Silvia G., die Andreas K. und seine Probleme sehr gut kennt, bleibt dennoch hart. Schon im Mai hatte sie im Amtsgericht darauf verwiesen, dass eine gütliche Einigung nicht mehr möglich sei. Am 23. Juni erklärte sie auf Nachfrage des Fachbereiches allgemeine soziale Dienste des Bezirksamtes Reinickendorf, dass sie auch bei einer Übernahme der Mietschulden durch den Sozialhilfeträger nicht zur Fortsetzung des Mietverhältnisses bereit sei. Auf Anfrage der Berliner Morgenpost erklärte sie: „Herrn K.‘ s Mietvertrag wurde von mir gekündigt, weil Mietschulden aufgelaufen waren und seine Betreuerin sich nicht darum gekümmert hat.“ Auf die Erwiderung, ob sie tatsächlich einen todkranken Mann aus seiner Wohnung vertreiben wolle, gab sie keine Antwort.
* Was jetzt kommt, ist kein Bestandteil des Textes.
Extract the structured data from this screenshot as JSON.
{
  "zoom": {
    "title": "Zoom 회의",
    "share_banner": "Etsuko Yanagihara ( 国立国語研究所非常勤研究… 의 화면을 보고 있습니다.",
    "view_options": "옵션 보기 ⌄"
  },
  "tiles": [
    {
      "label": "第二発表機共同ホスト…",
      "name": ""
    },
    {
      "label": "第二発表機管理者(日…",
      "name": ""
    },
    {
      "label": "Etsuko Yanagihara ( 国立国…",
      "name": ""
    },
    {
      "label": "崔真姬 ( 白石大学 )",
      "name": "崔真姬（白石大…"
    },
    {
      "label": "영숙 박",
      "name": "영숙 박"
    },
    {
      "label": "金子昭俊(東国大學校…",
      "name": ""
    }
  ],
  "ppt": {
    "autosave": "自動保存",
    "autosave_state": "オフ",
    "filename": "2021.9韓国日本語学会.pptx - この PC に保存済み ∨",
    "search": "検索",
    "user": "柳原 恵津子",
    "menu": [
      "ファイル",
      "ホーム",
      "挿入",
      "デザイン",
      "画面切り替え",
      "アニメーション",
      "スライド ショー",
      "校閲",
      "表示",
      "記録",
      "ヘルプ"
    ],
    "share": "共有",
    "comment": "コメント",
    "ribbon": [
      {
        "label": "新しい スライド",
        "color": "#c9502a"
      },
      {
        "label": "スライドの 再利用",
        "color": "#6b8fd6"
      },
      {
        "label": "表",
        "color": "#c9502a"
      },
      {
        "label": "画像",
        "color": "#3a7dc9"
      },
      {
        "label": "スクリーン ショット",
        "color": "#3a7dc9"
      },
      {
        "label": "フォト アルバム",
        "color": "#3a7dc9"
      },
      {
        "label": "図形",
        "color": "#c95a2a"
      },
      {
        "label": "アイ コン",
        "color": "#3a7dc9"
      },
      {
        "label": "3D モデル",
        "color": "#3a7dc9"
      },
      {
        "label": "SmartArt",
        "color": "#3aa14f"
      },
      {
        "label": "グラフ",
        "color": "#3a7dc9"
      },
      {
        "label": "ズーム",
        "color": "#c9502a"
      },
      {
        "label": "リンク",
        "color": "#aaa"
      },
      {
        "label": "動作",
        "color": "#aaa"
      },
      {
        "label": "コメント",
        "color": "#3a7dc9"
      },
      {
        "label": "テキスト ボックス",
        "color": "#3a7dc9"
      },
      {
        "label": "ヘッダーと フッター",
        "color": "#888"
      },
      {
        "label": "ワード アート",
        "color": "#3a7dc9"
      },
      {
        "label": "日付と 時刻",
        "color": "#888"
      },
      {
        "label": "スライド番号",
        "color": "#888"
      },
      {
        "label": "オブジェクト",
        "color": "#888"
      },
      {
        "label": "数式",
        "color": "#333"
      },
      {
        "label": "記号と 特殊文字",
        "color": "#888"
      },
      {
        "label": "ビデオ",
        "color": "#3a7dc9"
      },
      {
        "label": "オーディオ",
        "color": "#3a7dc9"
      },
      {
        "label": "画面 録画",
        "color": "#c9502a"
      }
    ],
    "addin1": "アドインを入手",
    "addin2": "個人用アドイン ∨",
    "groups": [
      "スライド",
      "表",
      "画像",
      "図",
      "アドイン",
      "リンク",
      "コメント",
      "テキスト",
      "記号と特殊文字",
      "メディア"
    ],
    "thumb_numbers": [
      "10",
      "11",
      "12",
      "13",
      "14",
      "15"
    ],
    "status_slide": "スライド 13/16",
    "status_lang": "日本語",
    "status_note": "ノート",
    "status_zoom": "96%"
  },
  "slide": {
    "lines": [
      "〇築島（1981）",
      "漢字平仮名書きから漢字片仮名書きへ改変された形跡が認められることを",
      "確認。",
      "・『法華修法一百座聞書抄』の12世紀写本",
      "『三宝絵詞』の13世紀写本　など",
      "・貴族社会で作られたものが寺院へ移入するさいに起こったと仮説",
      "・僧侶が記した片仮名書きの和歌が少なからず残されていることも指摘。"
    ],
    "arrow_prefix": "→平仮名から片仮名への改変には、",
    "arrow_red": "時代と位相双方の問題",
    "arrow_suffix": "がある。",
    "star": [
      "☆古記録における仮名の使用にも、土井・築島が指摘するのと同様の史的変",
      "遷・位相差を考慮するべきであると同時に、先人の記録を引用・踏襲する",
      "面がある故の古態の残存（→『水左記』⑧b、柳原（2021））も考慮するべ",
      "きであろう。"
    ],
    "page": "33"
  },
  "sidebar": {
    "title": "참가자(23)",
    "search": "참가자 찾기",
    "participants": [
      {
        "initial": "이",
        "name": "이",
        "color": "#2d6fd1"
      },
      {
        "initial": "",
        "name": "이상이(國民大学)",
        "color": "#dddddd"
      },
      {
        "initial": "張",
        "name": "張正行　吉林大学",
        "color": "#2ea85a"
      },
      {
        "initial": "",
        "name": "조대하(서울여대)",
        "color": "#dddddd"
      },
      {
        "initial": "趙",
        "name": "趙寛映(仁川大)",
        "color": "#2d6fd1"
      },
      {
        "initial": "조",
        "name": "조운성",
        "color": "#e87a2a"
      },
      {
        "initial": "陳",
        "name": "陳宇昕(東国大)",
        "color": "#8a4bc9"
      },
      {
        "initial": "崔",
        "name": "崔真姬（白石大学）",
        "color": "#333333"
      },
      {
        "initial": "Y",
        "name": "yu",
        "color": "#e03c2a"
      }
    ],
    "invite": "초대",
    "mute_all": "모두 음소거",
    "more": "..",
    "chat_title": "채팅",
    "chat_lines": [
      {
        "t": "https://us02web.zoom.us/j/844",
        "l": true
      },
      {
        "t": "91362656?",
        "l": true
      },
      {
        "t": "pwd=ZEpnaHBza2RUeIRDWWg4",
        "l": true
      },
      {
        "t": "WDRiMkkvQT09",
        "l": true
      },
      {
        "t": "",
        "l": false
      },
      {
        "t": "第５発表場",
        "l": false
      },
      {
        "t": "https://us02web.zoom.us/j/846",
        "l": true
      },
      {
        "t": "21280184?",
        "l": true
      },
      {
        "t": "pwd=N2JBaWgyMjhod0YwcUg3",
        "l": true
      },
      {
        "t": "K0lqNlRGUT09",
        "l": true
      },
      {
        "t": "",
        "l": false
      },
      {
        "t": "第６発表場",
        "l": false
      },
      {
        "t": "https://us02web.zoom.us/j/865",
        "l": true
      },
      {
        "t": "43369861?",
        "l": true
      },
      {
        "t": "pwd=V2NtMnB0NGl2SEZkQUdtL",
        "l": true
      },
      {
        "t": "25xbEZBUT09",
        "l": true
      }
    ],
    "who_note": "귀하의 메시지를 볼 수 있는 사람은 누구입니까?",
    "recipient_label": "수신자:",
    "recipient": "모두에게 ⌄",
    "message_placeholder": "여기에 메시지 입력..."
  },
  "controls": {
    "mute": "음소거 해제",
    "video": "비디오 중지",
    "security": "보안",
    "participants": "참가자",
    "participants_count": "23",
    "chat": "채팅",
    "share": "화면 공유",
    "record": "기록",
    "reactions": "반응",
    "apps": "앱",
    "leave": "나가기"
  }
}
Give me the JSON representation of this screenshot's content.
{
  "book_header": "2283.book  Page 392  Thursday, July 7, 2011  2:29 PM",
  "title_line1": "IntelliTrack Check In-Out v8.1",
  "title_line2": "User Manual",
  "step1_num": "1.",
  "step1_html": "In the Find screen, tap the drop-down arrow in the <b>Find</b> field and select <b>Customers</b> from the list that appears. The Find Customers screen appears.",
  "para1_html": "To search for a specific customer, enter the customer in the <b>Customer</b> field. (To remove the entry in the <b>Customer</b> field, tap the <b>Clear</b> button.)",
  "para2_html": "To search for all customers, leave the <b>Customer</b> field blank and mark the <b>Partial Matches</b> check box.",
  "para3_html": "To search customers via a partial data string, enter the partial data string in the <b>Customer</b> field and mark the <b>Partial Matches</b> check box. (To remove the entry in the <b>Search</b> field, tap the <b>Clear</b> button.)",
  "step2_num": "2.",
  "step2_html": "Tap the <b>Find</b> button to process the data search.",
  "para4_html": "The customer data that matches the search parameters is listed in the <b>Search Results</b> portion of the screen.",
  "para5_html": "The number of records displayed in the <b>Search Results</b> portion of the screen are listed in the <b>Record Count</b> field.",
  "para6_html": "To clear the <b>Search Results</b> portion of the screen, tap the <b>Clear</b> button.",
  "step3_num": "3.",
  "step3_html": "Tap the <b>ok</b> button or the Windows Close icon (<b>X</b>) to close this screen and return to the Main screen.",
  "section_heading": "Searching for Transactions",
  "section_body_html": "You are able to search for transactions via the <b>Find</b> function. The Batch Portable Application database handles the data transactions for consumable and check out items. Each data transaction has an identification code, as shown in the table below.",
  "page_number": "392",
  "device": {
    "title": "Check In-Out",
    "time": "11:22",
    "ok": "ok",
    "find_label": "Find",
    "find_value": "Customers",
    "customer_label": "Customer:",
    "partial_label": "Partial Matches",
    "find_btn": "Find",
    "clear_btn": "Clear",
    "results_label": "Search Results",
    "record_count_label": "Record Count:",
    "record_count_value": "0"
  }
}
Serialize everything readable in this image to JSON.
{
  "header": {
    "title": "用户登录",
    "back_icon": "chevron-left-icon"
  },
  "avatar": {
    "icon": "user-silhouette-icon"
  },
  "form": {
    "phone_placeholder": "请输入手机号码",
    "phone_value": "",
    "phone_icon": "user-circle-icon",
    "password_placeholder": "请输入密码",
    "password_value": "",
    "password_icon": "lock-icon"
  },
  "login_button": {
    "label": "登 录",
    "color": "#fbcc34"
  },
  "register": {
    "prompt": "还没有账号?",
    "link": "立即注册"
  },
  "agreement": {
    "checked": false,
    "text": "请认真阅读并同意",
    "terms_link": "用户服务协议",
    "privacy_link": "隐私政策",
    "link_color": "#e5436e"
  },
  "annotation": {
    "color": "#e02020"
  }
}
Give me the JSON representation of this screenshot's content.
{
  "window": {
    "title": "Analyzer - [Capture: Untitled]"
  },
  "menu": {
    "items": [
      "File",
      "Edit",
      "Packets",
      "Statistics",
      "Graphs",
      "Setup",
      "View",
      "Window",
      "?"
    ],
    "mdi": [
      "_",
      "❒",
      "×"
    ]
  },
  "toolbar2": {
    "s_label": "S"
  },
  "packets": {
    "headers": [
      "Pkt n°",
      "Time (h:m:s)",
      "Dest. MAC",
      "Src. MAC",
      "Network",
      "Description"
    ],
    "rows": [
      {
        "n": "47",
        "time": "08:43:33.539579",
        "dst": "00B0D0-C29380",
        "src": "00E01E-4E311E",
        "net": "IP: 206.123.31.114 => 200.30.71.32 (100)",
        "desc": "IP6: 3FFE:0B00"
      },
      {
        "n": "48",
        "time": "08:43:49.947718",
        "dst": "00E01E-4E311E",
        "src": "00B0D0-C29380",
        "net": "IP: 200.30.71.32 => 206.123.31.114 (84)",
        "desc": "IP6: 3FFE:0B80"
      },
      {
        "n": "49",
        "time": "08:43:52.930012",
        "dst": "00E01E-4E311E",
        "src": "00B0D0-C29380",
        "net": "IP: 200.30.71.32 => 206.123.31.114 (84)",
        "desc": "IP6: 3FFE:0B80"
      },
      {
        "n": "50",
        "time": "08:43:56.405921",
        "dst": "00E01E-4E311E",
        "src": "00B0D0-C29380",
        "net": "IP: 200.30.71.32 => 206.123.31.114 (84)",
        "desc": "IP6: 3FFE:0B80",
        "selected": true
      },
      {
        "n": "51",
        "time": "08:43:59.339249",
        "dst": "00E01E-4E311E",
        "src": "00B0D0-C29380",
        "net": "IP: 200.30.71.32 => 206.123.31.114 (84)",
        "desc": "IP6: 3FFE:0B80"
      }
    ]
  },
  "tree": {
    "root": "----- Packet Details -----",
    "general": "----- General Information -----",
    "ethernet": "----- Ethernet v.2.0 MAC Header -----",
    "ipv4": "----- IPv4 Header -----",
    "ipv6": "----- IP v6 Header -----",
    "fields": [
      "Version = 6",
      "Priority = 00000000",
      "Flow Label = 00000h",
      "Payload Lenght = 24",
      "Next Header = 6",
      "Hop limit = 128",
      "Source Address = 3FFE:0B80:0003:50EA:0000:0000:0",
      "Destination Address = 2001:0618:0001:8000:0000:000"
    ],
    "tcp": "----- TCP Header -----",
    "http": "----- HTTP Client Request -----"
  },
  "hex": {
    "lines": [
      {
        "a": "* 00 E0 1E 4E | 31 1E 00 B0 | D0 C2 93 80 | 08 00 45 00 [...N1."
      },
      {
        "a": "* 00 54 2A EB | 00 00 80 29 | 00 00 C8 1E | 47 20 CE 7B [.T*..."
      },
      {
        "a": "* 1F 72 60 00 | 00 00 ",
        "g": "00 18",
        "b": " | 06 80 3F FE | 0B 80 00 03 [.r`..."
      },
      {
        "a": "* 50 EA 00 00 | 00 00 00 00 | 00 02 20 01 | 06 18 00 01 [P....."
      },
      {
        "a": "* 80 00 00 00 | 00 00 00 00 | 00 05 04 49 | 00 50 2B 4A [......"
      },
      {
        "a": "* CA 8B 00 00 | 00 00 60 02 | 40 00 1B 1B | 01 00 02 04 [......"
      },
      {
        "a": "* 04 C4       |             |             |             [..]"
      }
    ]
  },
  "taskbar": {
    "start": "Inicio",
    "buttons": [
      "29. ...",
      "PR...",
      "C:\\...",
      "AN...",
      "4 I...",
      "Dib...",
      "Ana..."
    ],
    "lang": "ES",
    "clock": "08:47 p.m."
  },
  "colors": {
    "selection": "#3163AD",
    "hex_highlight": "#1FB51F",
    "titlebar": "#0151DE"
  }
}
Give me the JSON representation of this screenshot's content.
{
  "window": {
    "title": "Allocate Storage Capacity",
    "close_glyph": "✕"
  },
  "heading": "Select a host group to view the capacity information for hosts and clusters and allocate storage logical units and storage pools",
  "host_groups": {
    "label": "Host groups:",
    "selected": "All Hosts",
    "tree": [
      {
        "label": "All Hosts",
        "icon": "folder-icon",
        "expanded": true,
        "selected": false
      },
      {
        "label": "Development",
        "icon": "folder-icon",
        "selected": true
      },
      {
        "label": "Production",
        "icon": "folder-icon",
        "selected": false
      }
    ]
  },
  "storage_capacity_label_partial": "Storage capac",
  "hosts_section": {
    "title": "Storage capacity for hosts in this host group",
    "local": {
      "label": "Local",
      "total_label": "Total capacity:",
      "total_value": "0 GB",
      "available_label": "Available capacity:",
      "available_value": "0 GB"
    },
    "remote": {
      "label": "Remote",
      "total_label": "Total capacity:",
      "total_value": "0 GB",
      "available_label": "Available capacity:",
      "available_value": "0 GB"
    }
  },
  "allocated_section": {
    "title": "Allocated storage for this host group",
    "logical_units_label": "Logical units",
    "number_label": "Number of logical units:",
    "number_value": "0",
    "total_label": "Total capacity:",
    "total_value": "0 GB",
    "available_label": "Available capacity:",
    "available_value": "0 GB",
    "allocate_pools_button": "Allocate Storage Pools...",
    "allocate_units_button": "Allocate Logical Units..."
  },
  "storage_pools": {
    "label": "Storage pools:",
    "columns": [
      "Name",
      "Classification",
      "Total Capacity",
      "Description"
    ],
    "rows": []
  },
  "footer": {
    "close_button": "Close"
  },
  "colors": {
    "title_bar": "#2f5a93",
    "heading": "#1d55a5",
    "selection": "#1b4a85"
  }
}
In diesem Kontext wirkt die Nachricht, die sie Andreas K. am 14. August über Facebook schrieb, atemberaubend verlogen: „hallo andi, ich seh dich ja garnicht mehr und hab deine neue nummer nicht. denke oft an dich. gibt es eine lösung…und hilft dir fr schulte? lg silvia“.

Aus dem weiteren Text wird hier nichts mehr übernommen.